Int J Mol Sci. 2018 Mar 9;19(3). pii: E786. doi: 10.3390/ijms19030786.
Genetic Determinants of Antibody Levels in Cerebrospinal Fluid in Multiple Sclerosis: Possible Links to Endogenous Retroviruses.
The pathogenesis of multiple sclerosis (MS) has not been clarified. In addition to environmental factors; genetic determinants have been implicated in the pathogenesis of MS. Furthermore, endogenous retroviruses (ERV) might play a role in MS. The presence of oligoclonal immunoglobulin in cerebrospinal fluid (CSF) is a typical feature of MS. Recently, genetic polymorphisms in loci on human chromosomes 6, 14 and 18 have been identified as major determinants of CSF antibody levels in MS. The functional relevance of these single nucleotide polymorphisms (SNPs) remains unclear and none of them is located in an open reading frame. In previous studies, we identified ERV sequences in the vicinity of MS associated SNPs. Here, we describe the identification of ERV sequences in the neighborhood of SNPs associated with CSF antibody levels. All of the identified SNPs are located in the vicinity of ERV sequences. One of these sequences has very high homology to a sequence derived from the so-called MS-associated retrovirus (MSRV). Another cluster of three ERV sequences from the immunoglobulin heavy chain locus has retained the typical organization of retroviral genomes. These observations might shed new light on a possible association between ERVs and MS pathogenesis.

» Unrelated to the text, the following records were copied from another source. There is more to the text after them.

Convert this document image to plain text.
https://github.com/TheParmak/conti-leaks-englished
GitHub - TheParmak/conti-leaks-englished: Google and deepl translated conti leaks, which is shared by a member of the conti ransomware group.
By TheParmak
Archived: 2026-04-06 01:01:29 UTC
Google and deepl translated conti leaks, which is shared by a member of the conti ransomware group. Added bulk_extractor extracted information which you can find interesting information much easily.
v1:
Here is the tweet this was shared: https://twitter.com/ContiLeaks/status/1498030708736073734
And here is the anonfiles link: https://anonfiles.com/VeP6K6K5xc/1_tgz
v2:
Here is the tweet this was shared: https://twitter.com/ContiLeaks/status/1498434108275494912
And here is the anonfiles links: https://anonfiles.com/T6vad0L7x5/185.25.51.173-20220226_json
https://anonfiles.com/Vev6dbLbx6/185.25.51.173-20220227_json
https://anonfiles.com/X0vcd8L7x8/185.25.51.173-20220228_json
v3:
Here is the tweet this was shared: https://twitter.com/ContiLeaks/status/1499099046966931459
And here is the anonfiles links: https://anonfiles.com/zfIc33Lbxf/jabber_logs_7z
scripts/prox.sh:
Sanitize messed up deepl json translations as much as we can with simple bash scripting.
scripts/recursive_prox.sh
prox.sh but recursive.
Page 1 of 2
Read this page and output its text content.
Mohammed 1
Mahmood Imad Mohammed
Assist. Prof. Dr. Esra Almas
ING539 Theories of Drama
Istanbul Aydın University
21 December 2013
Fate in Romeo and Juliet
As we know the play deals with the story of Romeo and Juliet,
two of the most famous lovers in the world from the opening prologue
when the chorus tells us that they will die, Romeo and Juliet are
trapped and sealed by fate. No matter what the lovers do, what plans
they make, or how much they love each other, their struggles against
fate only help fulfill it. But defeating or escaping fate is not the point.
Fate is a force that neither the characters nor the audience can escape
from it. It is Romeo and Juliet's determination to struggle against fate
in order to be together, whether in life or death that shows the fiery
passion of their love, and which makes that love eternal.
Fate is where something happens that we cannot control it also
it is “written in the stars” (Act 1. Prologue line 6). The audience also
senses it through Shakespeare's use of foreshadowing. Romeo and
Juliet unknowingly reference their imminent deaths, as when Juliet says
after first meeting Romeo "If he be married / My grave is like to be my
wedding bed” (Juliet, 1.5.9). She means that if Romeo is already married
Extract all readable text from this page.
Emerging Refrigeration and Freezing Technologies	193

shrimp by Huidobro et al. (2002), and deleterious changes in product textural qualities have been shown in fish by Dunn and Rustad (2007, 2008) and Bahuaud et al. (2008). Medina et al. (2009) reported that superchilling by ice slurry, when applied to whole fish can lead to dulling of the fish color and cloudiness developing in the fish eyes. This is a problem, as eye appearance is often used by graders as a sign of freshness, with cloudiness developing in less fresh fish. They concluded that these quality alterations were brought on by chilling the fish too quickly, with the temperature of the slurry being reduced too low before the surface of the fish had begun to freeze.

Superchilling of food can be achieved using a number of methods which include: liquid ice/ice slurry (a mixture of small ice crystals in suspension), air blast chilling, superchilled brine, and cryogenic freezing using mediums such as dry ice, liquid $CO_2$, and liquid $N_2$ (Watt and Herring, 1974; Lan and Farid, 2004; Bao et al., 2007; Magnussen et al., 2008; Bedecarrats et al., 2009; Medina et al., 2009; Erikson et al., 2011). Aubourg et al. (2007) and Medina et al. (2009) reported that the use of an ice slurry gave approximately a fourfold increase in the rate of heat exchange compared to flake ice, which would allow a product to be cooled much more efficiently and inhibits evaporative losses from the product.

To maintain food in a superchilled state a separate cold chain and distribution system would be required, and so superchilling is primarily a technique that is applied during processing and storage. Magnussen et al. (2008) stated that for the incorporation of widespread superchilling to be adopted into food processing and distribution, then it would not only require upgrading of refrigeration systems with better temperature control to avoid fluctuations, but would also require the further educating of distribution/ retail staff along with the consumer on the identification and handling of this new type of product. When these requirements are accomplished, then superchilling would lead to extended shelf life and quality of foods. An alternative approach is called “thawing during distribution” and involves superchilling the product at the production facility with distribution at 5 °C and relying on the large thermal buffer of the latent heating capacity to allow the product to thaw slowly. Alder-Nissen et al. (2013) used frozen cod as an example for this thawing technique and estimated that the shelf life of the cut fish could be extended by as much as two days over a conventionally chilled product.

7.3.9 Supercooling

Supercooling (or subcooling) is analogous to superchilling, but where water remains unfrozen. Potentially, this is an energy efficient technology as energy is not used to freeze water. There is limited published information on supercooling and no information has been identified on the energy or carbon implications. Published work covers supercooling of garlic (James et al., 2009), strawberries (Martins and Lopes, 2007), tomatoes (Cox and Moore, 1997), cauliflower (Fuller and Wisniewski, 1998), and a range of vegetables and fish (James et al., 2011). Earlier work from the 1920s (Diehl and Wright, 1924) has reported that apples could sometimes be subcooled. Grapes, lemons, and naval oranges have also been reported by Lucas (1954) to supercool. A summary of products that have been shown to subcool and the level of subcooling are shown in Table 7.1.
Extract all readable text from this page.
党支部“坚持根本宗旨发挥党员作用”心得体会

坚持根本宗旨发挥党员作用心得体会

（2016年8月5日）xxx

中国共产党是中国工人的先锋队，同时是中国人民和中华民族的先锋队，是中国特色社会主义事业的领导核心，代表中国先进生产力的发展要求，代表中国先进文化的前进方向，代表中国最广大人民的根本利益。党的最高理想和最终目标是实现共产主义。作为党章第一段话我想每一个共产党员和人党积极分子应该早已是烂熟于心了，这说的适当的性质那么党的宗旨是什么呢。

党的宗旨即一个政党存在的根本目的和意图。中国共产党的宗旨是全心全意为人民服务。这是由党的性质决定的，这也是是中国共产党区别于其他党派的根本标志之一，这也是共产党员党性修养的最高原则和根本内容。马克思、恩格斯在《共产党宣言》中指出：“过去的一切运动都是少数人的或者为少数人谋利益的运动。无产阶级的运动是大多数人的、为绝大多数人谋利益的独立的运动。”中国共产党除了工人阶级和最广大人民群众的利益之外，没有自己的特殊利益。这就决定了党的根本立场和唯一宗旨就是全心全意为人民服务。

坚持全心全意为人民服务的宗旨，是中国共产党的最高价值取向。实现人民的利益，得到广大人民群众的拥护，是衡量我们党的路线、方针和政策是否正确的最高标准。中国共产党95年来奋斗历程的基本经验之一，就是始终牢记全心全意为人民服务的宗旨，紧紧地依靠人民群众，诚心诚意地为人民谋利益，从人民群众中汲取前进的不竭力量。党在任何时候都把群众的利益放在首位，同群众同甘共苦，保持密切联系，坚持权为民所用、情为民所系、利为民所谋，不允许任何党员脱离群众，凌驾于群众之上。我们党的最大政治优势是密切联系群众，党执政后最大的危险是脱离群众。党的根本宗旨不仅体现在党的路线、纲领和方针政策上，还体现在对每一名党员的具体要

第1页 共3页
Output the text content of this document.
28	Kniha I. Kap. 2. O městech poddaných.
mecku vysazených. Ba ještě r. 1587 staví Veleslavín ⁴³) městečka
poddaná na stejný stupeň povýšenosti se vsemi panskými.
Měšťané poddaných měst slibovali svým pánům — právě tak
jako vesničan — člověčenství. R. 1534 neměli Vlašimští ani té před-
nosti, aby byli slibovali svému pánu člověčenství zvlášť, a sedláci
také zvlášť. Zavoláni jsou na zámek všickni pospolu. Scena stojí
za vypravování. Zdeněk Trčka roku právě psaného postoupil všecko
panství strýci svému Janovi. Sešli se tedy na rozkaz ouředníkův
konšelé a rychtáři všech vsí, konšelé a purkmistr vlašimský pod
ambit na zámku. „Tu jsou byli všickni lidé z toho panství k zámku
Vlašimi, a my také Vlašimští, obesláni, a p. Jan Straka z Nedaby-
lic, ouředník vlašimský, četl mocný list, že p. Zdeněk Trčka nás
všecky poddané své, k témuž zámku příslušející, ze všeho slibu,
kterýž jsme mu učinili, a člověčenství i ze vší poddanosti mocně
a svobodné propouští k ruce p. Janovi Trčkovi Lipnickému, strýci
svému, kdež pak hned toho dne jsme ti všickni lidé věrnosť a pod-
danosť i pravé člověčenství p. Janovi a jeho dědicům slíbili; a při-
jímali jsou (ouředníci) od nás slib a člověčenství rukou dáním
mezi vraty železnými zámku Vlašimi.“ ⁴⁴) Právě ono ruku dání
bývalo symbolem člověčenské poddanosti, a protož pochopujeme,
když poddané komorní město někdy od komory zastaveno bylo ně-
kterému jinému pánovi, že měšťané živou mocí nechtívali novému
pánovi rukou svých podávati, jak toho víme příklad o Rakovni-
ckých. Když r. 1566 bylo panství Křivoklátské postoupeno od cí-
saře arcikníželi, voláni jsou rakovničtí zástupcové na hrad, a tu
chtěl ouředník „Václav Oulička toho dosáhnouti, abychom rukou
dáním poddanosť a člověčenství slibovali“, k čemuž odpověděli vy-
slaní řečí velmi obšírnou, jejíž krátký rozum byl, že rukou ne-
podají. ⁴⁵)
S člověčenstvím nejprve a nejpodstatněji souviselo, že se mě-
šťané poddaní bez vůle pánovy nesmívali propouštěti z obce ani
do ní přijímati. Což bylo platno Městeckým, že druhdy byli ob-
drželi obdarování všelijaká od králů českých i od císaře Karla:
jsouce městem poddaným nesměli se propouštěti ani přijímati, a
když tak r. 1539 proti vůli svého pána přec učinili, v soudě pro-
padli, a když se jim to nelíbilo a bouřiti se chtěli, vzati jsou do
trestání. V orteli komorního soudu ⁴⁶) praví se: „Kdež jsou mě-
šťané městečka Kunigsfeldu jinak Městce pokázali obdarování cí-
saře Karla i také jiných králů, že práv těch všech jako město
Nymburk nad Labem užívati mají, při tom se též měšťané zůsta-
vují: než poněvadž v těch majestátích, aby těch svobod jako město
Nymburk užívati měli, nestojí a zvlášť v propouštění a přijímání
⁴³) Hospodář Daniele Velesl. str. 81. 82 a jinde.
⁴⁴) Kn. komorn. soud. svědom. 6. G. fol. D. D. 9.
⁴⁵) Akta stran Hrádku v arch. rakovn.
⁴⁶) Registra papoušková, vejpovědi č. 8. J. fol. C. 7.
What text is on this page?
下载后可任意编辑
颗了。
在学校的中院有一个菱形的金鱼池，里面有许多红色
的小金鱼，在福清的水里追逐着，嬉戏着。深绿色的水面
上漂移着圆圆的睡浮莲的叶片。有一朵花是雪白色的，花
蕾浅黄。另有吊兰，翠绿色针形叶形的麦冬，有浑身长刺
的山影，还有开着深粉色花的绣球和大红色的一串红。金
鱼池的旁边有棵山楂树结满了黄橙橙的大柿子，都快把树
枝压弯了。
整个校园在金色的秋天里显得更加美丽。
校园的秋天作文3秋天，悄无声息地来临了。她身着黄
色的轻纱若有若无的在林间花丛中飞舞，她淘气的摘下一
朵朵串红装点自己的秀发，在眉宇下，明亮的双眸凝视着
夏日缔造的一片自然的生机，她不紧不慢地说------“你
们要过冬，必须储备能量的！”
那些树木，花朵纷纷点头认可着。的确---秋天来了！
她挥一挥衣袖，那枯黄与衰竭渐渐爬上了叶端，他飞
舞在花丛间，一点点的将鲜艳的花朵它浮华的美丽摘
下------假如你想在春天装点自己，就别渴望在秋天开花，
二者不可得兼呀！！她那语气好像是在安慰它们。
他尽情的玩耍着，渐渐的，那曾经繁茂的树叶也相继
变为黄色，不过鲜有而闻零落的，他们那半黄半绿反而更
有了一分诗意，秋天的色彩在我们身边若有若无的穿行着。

Figure: MS associated SNPs are located in the vicinity of ERV sequences
I’ve been reading a lot of poetry of late, so here goes nothing!!!
Anyway, back to the topic at hand…
Oligoclonal bands are a sign of immune response and the presence of antibodies in the spinal space. Genetic variations (or single nucleotide polymorphisms, SNPs) have been reported on chromosomes 6, 14 and 18 in regions involved in antibody production in MS. Endogenous retrovirus elements (are virus sequences in the human genome that are thought to be derived from retroviruses; viruses often insert a copy of their DNA into their host genome during their replication cycle, and once there are inherited through successive generations) have been also found in the human genome and may influence the expression of our own genes. Here, the authors put forward the theory that these ERV loci could drive the production of antibodies (the oligoclonal bands) in MS.
They note that surrounding the genetic polymorphisms is the presence of various ERV sequences. Particularly, surrounding the polymorphism rs9807334 on chromosome 18, the open reading frame that encodes a protease and reverse transcriptase, is highly similar to a sequence in MSRV (which has been strongly linked to MS) suggesting that ERV activity may influence antibody levels. Similarly, polymorphisms on chromosome 14 (which generates part of the antibody, specifically the heavy chain) and chromosome 6 (the Major Histocompatability Complex, a group of proteins by which foreign antigen recognition by the immune system occurs) that are more directly involved in antibody synthesis also contained in their vicinity retrovirus-like open reading frames.
It is therefore possible that during inflammation there may also be synthesis of proteins from these retroviral elements, which may generate a B cell response. Although, this needs to be investigated in greater detail.